AI & Fundamentals
New Advances in Safe and Efficient Large Language Models - Hongyang Zhang, Assistant Professor, University of Waterloo
DATE: Wed, February 21, 2024 - 11:00 am
LOCATION: UBC Vancouver Campus, ICCS X836 / Please register to receive Zoom link
DETAILS
Abstract:
Recent strides in large language models (LLMs) have underscored the critical importance of addressing both AI safety and decoding efficiency. In the first segment of this talk, we delve into the integration of self-evaluation and rewind mechanisms within unaligned LLMs, presenting the Rewindable Auto-regressive INference (RAIN) framework. RAIN empowers pre-trained LLMs to autonomously assess their own outputs, leveraging these evaluations to iteratively refine response generation through self-boosting. Notably, this innovative approach enhances AI safety without necessitating additional alignment data, training, gradient computations, or parameter updates.

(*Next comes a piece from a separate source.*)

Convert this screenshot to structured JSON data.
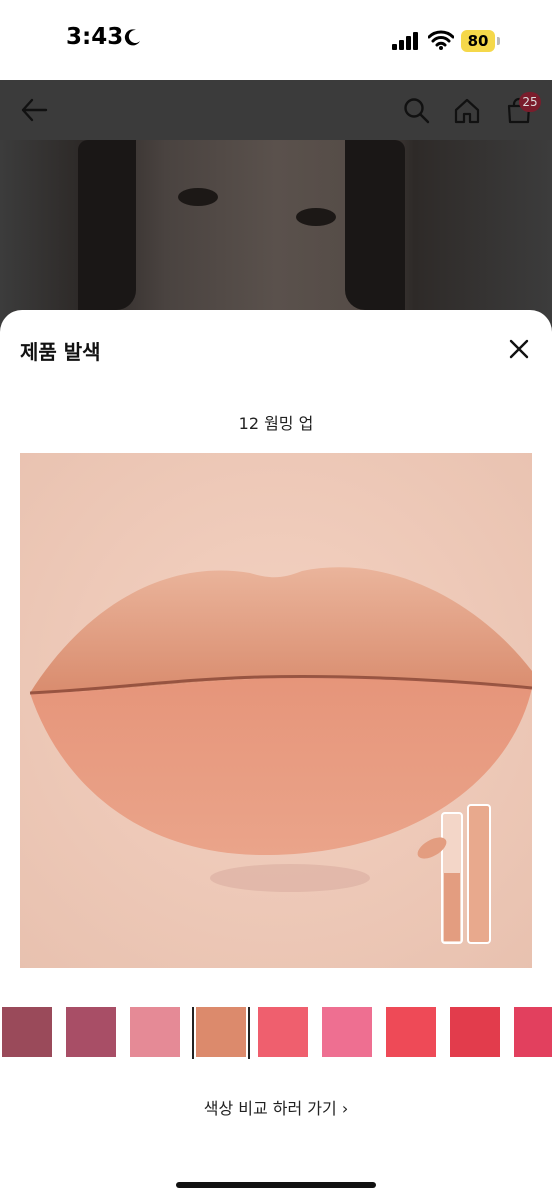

Transitioning to the second part of the talk, we delve into strategies aimed at accelerating LLM decoding. Here, we introduce the EAGLE framework, a draft-verification technology founded on feature extrapolation. EAGLE achieves an impressive 3x speedup compared to vanilla LLM decoding while provably maintaining the text distribution. By outlining these advancements, this talk provides valuable insights into the ongoing efforts to enhance both the safety and efficiency of large language models.
Bio:
Hongyang Zhang is a tenure-track assistant professor at University of Waterloo and Vector Institute for AI. He received his PhD in 2019 from the Machine Learning Department at Carnegie Mellon University and completed a Postdoc at Toyota Technological Institute at Chicago. He is the winner of NeurIPS 2018 Adversarial Vision Challenge, CVPR 2021 Security AI Challenger, Amazon Research Award, WAIC Yunfan Award, etc. He also served as an area chair for NeurIPS, ICLR, AISTATS, AAAI, and an action editor for DMLR.